İyi Kitap

Çocuk ve Gençlik Kitapları Dergisi

Herkesin anlatacak bir hikâyesi vardır

Nehir Yarar, Bulgaristan göçmeni muhacirlerin farklı kültürlerini, doğup büyüdükleri yerlere özlemlerini aktarırken zorunlu göç gibi ağır bir konuyu milliyetçilik, ayrımcılık tuzaklarına düşmeden, insan hikâyeleri üzerinden ele almanın mümkün olduğunu gösteriyor.

Yazan: Özlem Toprak

İnternet ve sosyal medyanın bilgiyi yaydığı kadar ikili ilişkileri, sohbetleri kesintiye uğrattığı çokça tartışılan bir konu. Gençleri farklı kuşaklarla iletişime, kitap okumaya, yaratıcı oyunlara yöneltmek de sadece “Böylesi daha yararlı” demekle olmuyor. Bu konuda çocuk ve gençlik edebiyatının oynadığı rol çok önemli. Nehir Yarar’ın Anlat Dede romanı da bu anlamda güncel örneklerden biri. Daha adından başlayarak, bir hikâyenin anlatılacağı sözünü veren kitap, ergenlik denen o zor dönemde kendi doğrularını bulmaya çalışan Günce ile buluşturuyor okuru.

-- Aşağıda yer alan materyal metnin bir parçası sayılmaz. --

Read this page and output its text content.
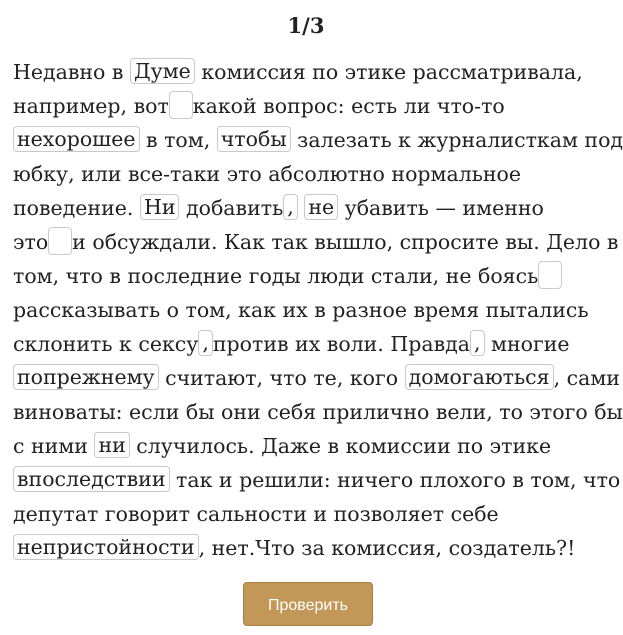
1/3
Недавно в Думе комиссия по этике рассматривала,
например, вот какой вопрос: есть ли что-то
нехорошее в том, чтобы залезать к журналисткам под
юбку, или все-таки это абсолютно нормальное
поведение. Ни добавить , не убавить — именно
это и обсуждали. Как так вышло, спросите вы. Дело в
том, что в последние годы люди стали, не боясь
рассказывать о том, как их в разное время пытались
склонить к сексу , против их воли. Правда , многие
попрежнему считают, что те, кого домогаються , сами
виноваты: если бы они себя прилично вели, то этого бы
с ними ни случилось. Даже в комиссии по этике
впоследствии так и решили: ничего плохого в том, что
депутат говорит сальности и позволяет себе
непристойности , нет.Что за комиссия, создатель?!
Проверить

Günce, hak ve adalet duygusu gelişmiş, çevresine duyarlı, esprili ve kitap kurdu bir genç kız. Sınıfta, uzun boyundan renkli çoraplarına, alnında bitiveren sivilceden, hâl hareketine kadar her şeyini didikleyen ve alay konusu eden Simge ve Selin de olmasa, hayatı çok güzel sayılabilir. Neyse ki zalimliğe karşı nasıl hareket edeceği de dâhil pek çok şeyi konuşup öğrenebileceği arkadaşı Poyraz var. Vejetaryen babasından hayvan ve doğaya karşı saygıyı öğrenen Günce, bir yandan da sosyal medya bağımlısı ilan edilmemek için gizli gizli kedisi Zozo’nun komik videolarını çekmekle meşgul. Ta ki günlerden bir gün Şadiye Öğretmen, bir aile büyüğünün anısını dinleyip aktarmalarını ödev olarak talep edene kadar…

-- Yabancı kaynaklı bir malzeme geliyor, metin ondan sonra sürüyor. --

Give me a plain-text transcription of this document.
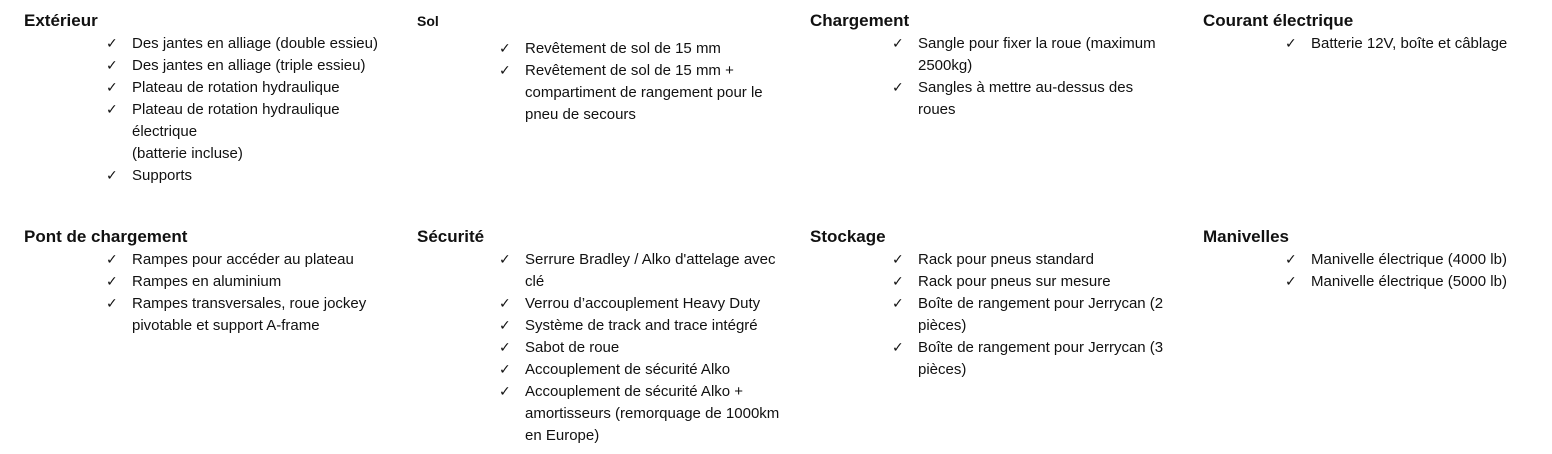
Extérieur
✓ Des jantes en alliage (double essieu)
✓ Des jantes en alliage (triple essieu)
✓ Plateau de rotation hydraulique
✓ Plateau de rotation hydraulique électrique
(batterie incluse)
✓ Supports
Sol
✓ Revêtement de sol de 15 mm
✓ Revêtement de sol de 15 mm + compartiment de rangement pour le pneu de secours
Chargement
✓ Sangle pour fixer la roue (maximum 2500kg)
✓ Sangles à mettre au-dessus des roues
Courant électrique
✓ Batterie 12V, boîte et câblage
Pont de chargement
✓ Rampes pour accéder au plateau
✓ Rampes en aluminium
✓ Rampes transversales, roue jockey pivotable et support A-frame
Sécurité
✓ Serrure Bradley / Alko d'attelage avec clé
✓ Verrou d’accouplement Heavy Duty
✓ Système de track and trace intégré
✓ Sabot de roue
✓ Accouplement de sécurité Alko
✓ Accouplement de sécurité Alko + amortisseurs (remorquage de 1000km en Europe)
Stockage
✓ Rack pour pneus standard
✓ Rack pour pneus sur mesure
✓ Boîte de rangement pour Jerrycan (2 pièces)
✓ Boîte de rangement pour Jerrycan (3 pièces)
Manivelles
✓ Manivelle électrique (4000 lb)
✓ Manivelle électrique (5000 lb)
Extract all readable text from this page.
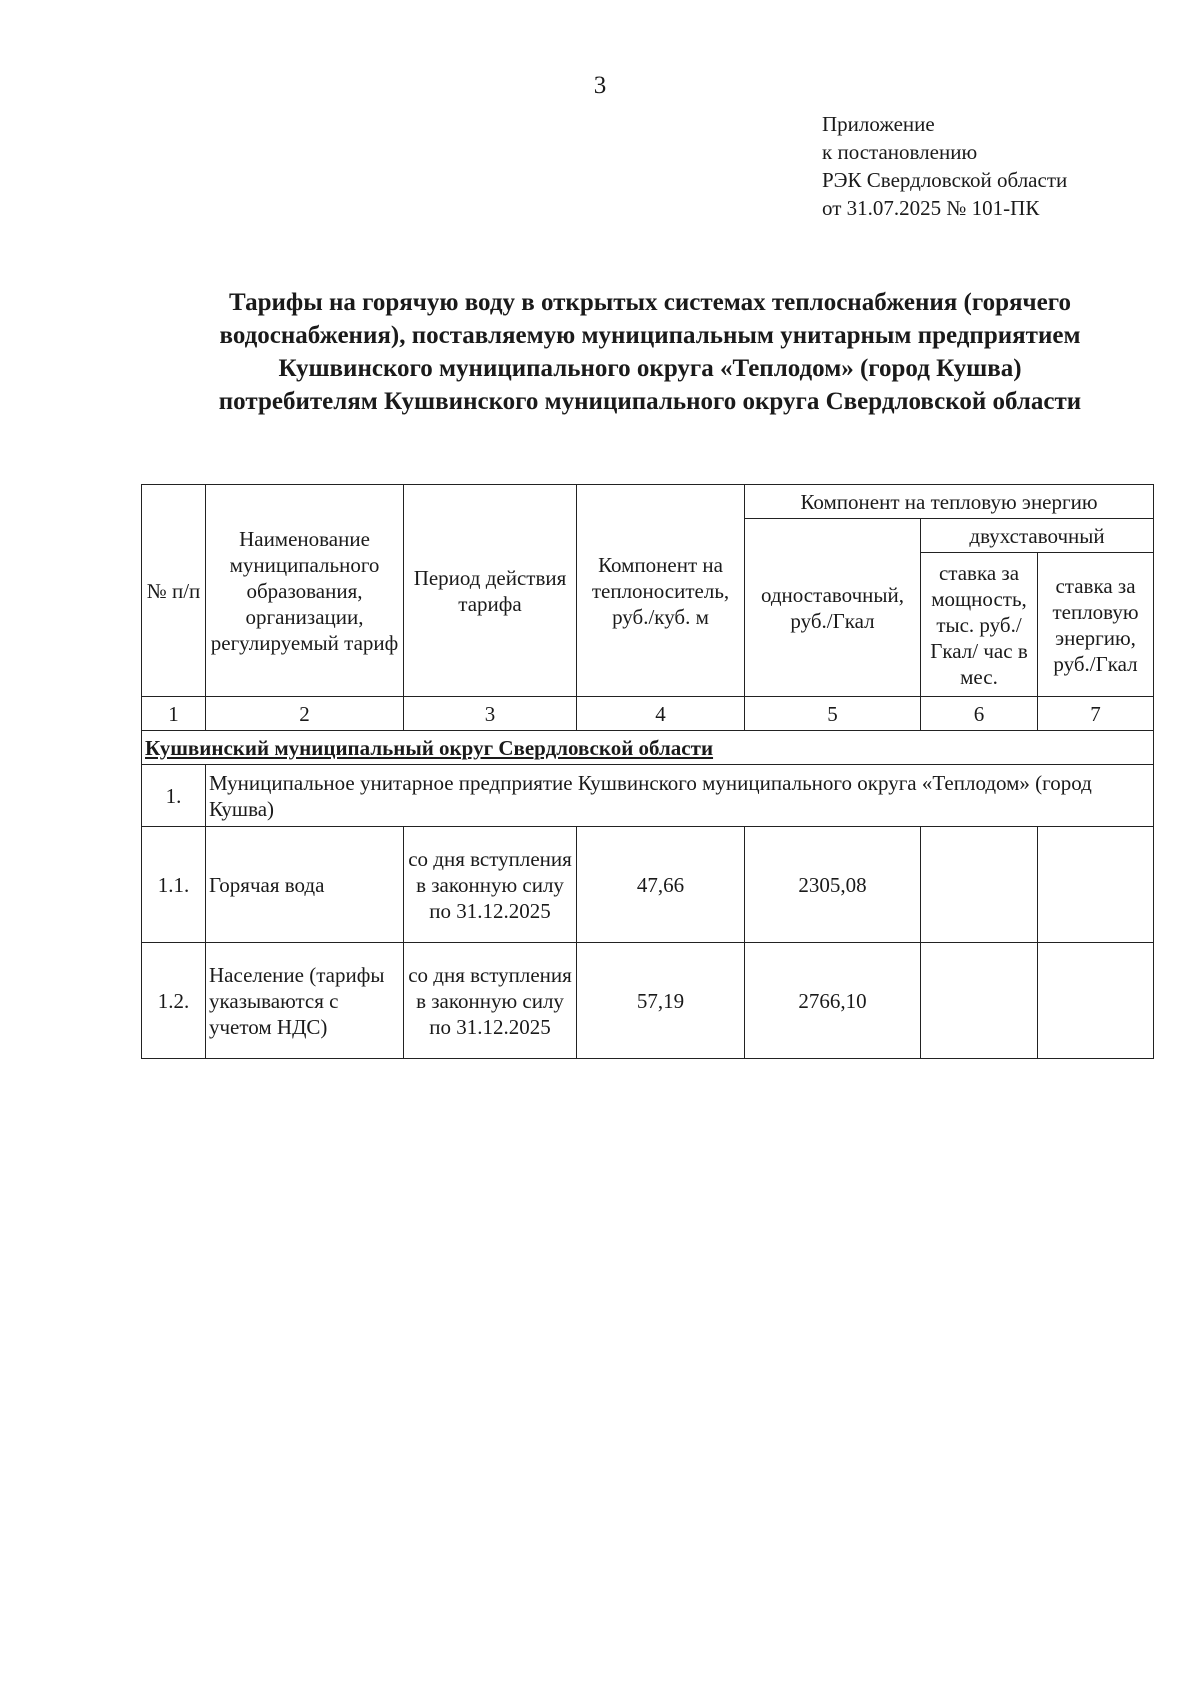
3
Приложение
к постановлению
РЭК Свердловской области
от 31.07.2025 № 101-ПК
Тарифы на горячую воду в открытых системах теплоснабжения (горячего
водоснабжения), поставляемую муниципальным унитарным предприятием
Кушвинского муниципального округа «Теплодом» (город Кушва)
потребителям Кушвинского муниципального округа Свердловской области
№ п/п	Наименование муниципального образования, организации, регулируемый тариф	Период действия тарифа	Компонент на теплоноситель, руб./куб. м	Компонент на тепловую энергию		
				одноставочный, руб./Гкал	двухставочный	
					ставка за мощность, тыс. руб./Гкал/ час в мес.	ставка за тепловую энергию, руб./Гкал
1	2	3	4	5	6	7
Кушвинский муниципальный округ Свердловской области						
1.	Муниципальное унитарное предприятие Кушвинского муниципального округа «Теплодом» (город Кушва)					
1.1.	Горячая вода	со дня вступления в законную силу по 31.12.2025	47,66	2305,08		
1.2.	Население (тарифы указываются с учетом НДС)	со дня вступления в законную силу по 31.12.2025	57,19	2766,10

Hala, dede, büyük dede dâhil geniş ve renkli bir aileye sahip olan Günce için bu ödev ilk başta angarya olsa da çocukluğu Bulgaristan’da geçmiş doksanına yakın büyük dede Sabri Bey ve Belene Kampı’nın acısını yaşayan, mahalleden komşuları Münevver Teyze’den dinledikleriyle sarsılıyor. Vardığı sonuç, karşılıklı sohbetin ve deneyim aktarımının önemini vurguluyor: “Geçmişimizi öğrenmek için büyüklerimizle daha çok konuşmamız ve araştırmamız gerekiyormuş. Sabri dedem ve Münevver teyze hayatta olmasaydı onların bu
yaşadıklarını belki de sadece kitaplardan okuyacaktım. Ama tarihi yaşayanlardan dinlemek, gözlerindeki acıyı, sevinci görerek o yıllara tanık olmak muhteşem bir deneyimdi.”

Öte yandan diğer arkadaşlarının hele de Simge’nin anlatacağı anılar, hiçbir şeyin göründüğü gibi olmadığını, her ailenin ve insanın aşmak durumunda olduğu zorlukların bulunduğunu ve ön yargıların nasıl da bir anda un ufak olacak kalın ama kof duvarlar olduğunu öğretecek Günce’ye.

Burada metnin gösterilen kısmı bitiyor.